Congressman Paul, a member of the House Finance Committee, wants to abolish the Federal Reserve. Of course this is a shocking idea to some. But have you ever been able to understand what the Fed does? Not just the fluff they teach you in high school. You know, like “they regulate banking” or “they control interest rates,” or the best one of all, “They print money and sell it the Treasury.” How’s that? They sell their printed money to the government? Why doesn’t the government print its own money like other countries do? Why doesn’t congress appoint a committee to control interest rates? The fact is nobody really knows. I attempted to plow through William Greider’s “Secrets of the Temple,” but it was a tedious read. Most people don’t even have a handle on whether the Fed is a government bureau or a private corporation- and I think the Fed wants it that way. I would love to see it taken up on national TV, but with Ron Paul marginalized as I predicted he would be last summer in this column, that’s one debate you will never see. Real debates can lead to the unacceptable risk of real democracy breaking out.

The one thing that has angered his detractors more than anything else is his use of the term “empire” to describe US foreign policy. Let’s see. We have 700 military bases in 130 countries, which, by the way, are being run on borrowed money from China. The British didn’t have a problem with using the term “empire” when they had an empire, so what’s the fuss?
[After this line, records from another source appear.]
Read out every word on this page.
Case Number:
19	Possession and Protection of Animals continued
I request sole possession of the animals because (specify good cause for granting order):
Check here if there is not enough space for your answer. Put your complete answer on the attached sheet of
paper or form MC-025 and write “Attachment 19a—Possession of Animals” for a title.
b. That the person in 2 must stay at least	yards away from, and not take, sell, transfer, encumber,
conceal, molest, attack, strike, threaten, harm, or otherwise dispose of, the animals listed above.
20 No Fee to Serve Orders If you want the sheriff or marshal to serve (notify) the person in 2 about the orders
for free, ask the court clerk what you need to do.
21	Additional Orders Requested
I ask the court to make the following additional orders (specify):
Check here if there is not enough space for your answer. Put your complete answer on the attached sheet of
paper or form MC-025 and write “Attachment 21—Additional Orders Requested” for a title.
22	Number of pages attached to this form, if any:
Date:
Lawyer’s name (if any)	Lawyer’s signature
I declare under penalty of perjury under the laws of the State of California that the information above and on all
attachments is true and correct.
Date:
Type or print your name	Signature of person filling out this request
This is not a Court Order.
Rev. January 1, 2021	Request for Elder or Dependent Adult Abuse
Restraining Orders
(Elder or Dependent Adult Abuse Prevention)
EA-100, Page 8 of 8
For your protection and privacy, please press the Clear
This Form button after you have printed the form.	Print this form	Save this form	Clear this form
Maybe if we started using the word, people might just arrive more easily at the obvious conclusion that empires don’t benefit those who must pay for their sustenance with blood, tears and their children’s lives. According to Ron Paul, the military is for the defense of one’s homeland, not for globe policing or nation building. Imagine if all that money were diverted into tax reduction, medical research, business development, housing, health care, technology…

Whether you like him or you think he’s nuts, you have to admit- he’s not a bore like all the others mouthing stale platitudes about “change.” (No substantive change will ever come to this country until all lobbying is made illegal.) Of all the political analysts I have listened to, my mother said it best when I asked her opinion of Congressman Paul: “Oh that guy will never win,” she said, dismissing his candidacy with a wave of the hand. “He makes too much sense.”